What Obama's CTO Selection Means for Women in Tech

September 5, 2014 at 10:19 AM by Rob Stevenson

Recently, the biggest of tech companies have begun to take the issue of diversity in their ranks more seriously. Megan Smith brings Tech Diversity to the White HouseGoogle, Apple, Yahoo, Microsoft, and others have voluntarily released their employee diversity data in the name of transparency and in an effort to publicly recognize the problem of homogenous teams. Whether by ethnicity, gender, age, sexual orientation, or disability, companies are slowly beginning to wake up to the issue and appreciate the benefits of a representative team.

Enter President Barack Obama. Yesterday, the Commander-in-Chief appointed his new Chief Technology Officer, one Megan Smith, a VP at Google. Smith brings considerable tech chops to the table, having lead the business development teams responsible for acquiring and building Google Maps and Google Earth, as well as her current role serving at Google[x], responsible for the tech behemoth's most innovative and secretive projects. 

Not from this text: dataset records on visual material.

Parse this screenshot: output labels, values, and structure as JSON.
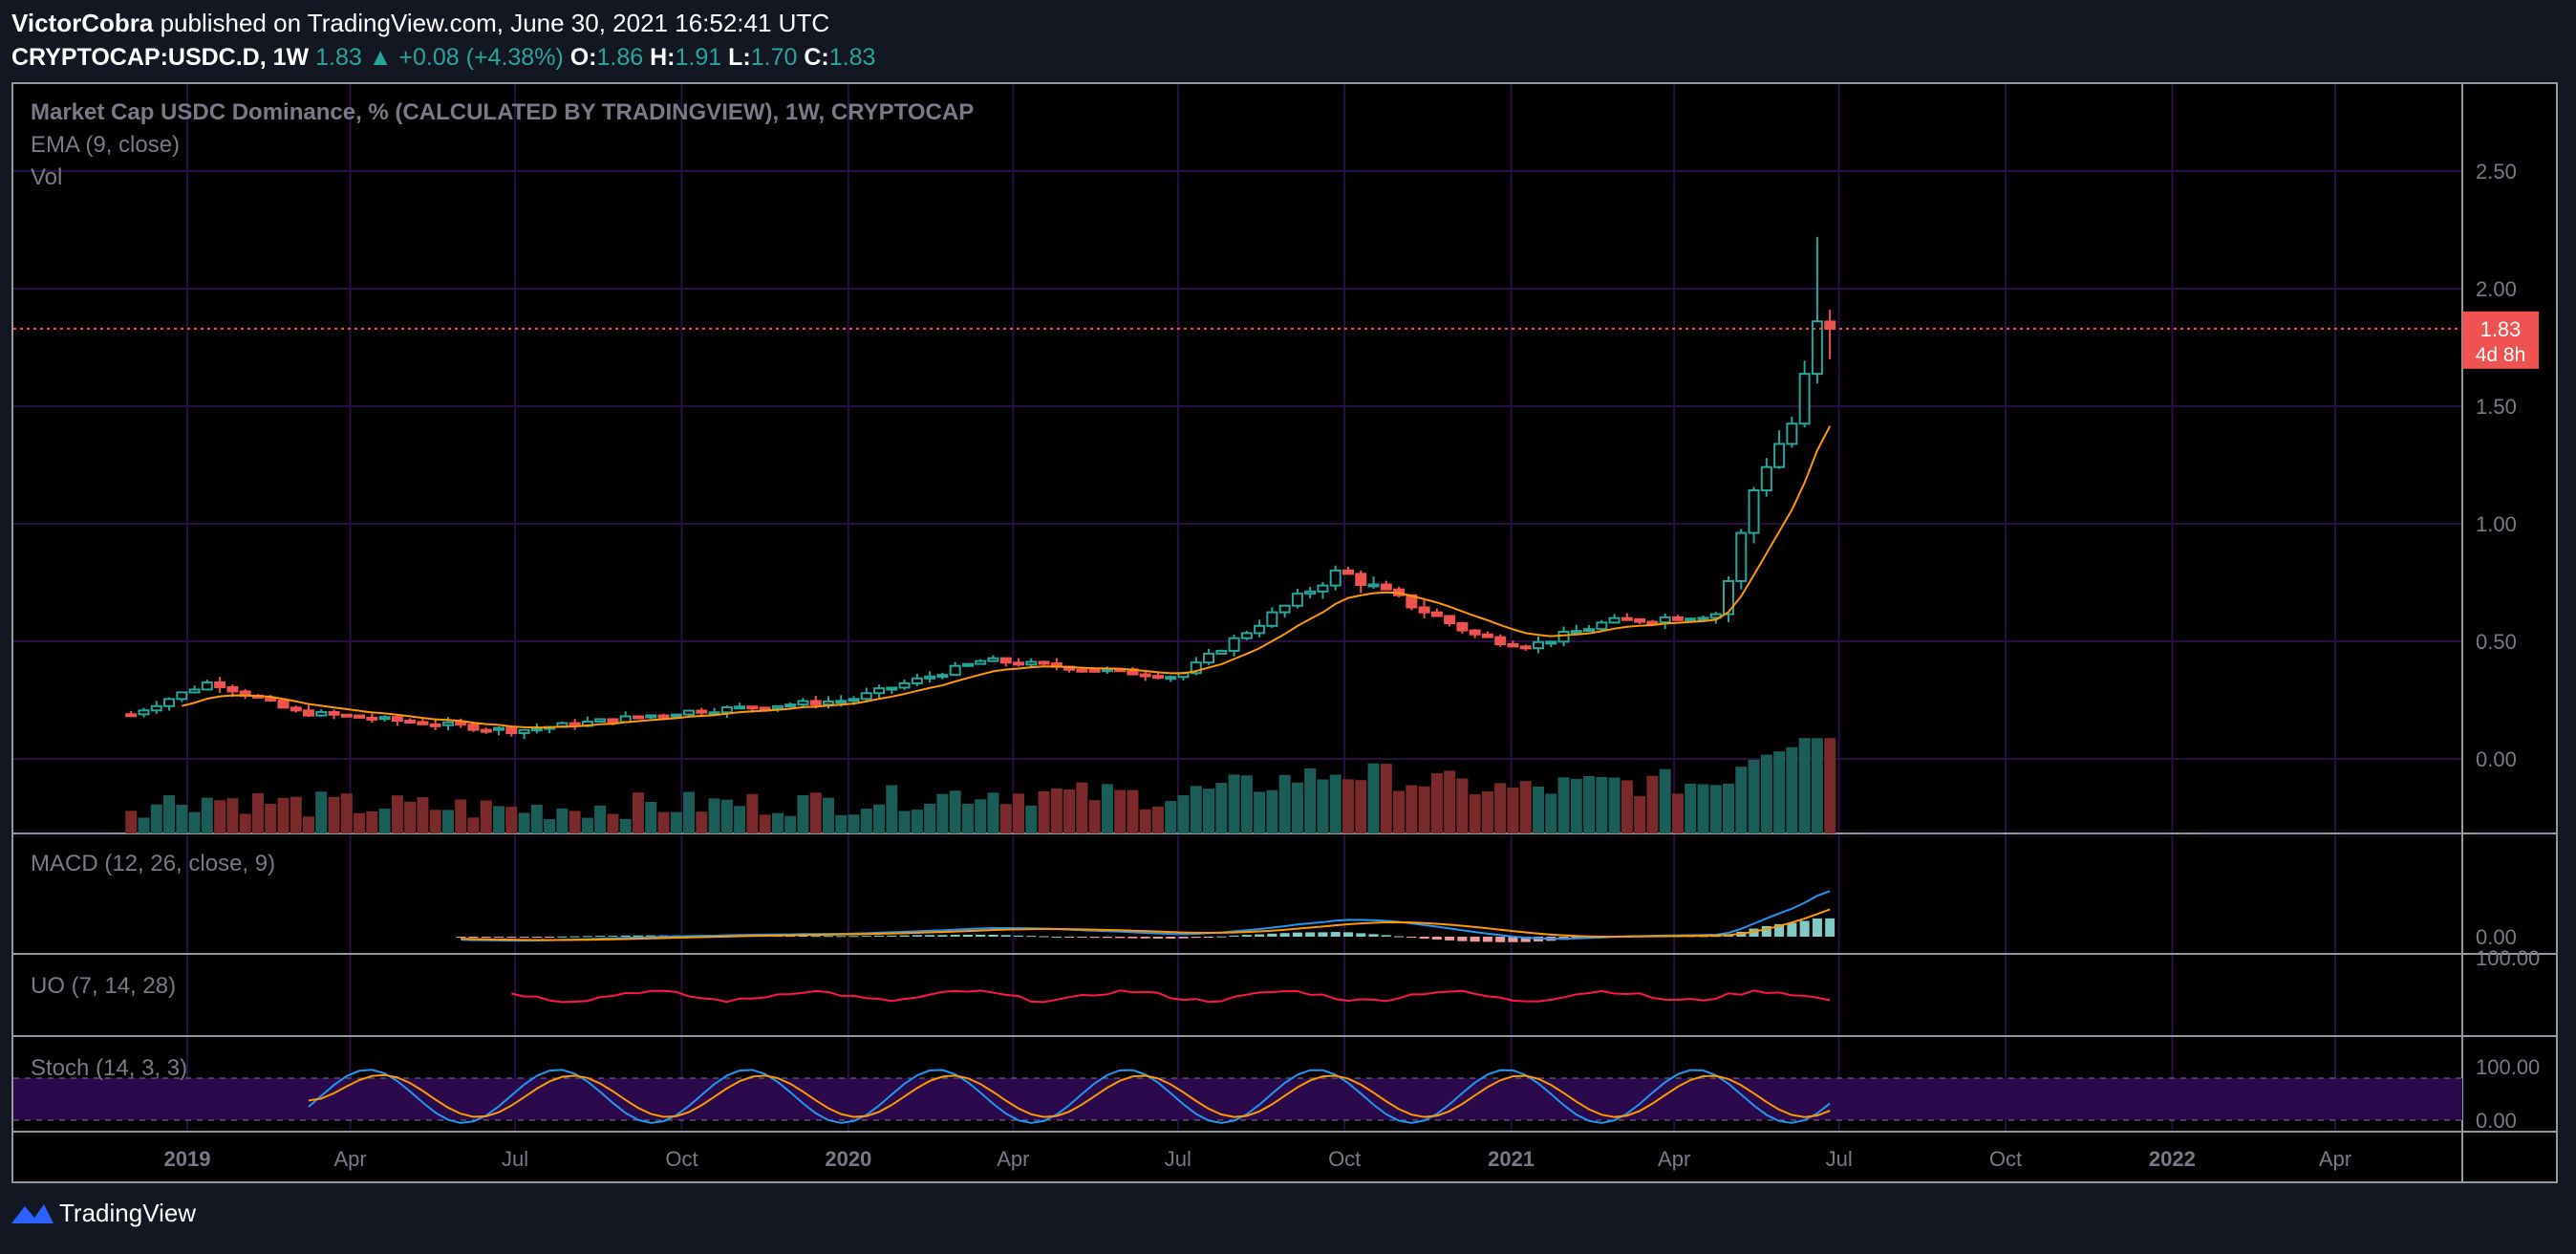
{
  "header": {
    "author": "VictorCobra",
    "published_text": " published on TradingView.com, June 30, 2021 16:52:41 UTC",
    "symbol": "CRYPTOCAP:USDC.D, 1W",
    "last": "1.83",
    "change": "+0.08 (+4.38%)",
    "o_label": "O:",
    "o": "1.86",
    "h_label": "H:",
    "h": "1.91",
    "l_label": "L:",
    "l": "1.70",
    "c_label": "C:",
    "c": "1.83"
  },
  "panes": {
    "main_title": "Market Cap USDC Dominance, % (CALCULATED BY TRADINGVIEW), 1W, CRYPTOCAP",
    "ema_label": "EMA (9, close)",
    "vol_label": "Vol",
    "macd_label": "MACD (12, 26, close, 9)",
    "uo_label": "UO (7, 14, 28)",
    "stoch_label": "Stoch (14, 3, 3)"
  },
  "price_tag": {
    "value": "1.83",
    "countdown": "4d 8h"
  },
  "footer": {
    "brand": "TradingView"
  },
  "colors": {
    "up": "#26a69a",
    "down": "#ef5350",
    "ema": "#ff9800",
    "macd": "#2196f3",
    "signal": "#ff9800",
    "uo": "#ff1744",
    "stoch_band": "#2a0a4a",
    "grid": "#2a0f45"
  },
  "chart_data": {
    "type": "candlestick",
    "title": "Market Cap USDC Dominance, % (CALCULATED BY TRADINGVIEW), 1W, CRYPTOCAP",
    "x_ticks": [
      "2019",
      "Apr",
      "Jul",
      "Oct",
      "2020",
      "Apr",
      "Jul",
      "Oct",
      "2021",
      "Apr",
      "Jul",
      "Oct",
      "2022",
      "Apr"
    ],
    "y_ticks": [
      "0.00",
      "0.50",
      "1.00",
      "1.50",
      "2.00",
      "2.50"
    ],
    "ylim": [
      -0.3,
      2.85
    ],
    "anchor_points": [
      {
        "date": "2018-12-01",
        "close": 0.19
      },
      {
        "date": "2019-01-14",
        "close": 0.33
      },
      {
        "date": "2019-03-01",
        "close": 0.2
      },
      {
        "date": "2019-07-01",
        "close": 0.12
      },
      {
        "date": "2019-10-01",
        "close": 0.2
      },
      {
        "date": "2020-01-01",
        "close": 0.25
      },
      {
        "date": "2020-03-16",
        "close": 0.42
      },
      {
        "date": "2020-07-01",
        "close": 0.35
      },
      {
        "date": "2020-09-28",
        "close": 0.8
      },
      {
        "date": "2020-12-14",
        "close": 0.52
      },
      {
        "date": "2021-01-11",
        "close": 0.48
      },
      {
        "date": "2021-02-22",
        "close": 0.58
      },
      {
        "date": "2021-04-26",
        "close": 0.62
      },
      {
        "date": "2021-05-17",
        "close": 1.2
      },
      {
        "date": "2021-06-07",
        "close": 1.45
      },
      {
        "date": "2021-06-21",
        "close": 1.9
      },
      {
        "date": "2021-06-28",
        "close": 1.83
      }
    ],
    "ema_period": 9,
    "last_close": 1.83,
    "macd": {
      "y_ticks": [
        "0.00"
      ]
    },
    "uo": {
      "y_ticks": [
        "100.00"
      ]
    },
    "stoch": {
      "y_ticks": [
        "100.00",
        "0.00"
      ]
    },
    "grid": true
  }
}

Smith's appointment grants visibility to the potential for women in tech on a larger scale than ever before. Studying at MIT, grinding her way through the tech world, and eventually landing in the White House is a career trajectory perhaps not foreseen by young women considering tech as a profession. Sure, there's been the ascendancy of top level execs like Marisa Mayer, CEO of Yahoo, but Smith's new role next to Obama is an entirely different goal to which young engineers can inspire. The CTO role is a new one--Smith will only be the Nation's third--and that it's been granted to a woman speaks to the growing attitude of embracing diversity and slashing down traditional methods of recruitment and team building. 

Smith herself is no stranger to this sort of groundbreaking recruitment. As Washington Post reports, Smith's professional history does not stop at innovation inside the Google offices, rather it reaches far into the community where she looks to inspire others to follow her lead:

Smith also has a record of focusing on digital inclusiveness. Before Google, she was the CEO of the online LGBT community PlanetOut. And she has worked to bring more women in the engineering and technology fields, including through the company's WomenTechmakers program.

Clearly, the first box Smith checked as a candidate for this role was her profound proficiency and knowledge surrounding tech innovation. An auxiliary benefit of her hire, however, is her history with inspiring like minded personnel and attracting talent not unlike herself. Much like a head coach at a football team brings with them a team of assistant coaches who share their same attitudes, values, and skills, Smith has an opportunity to bring the benefits of a diverse team with her in her new role.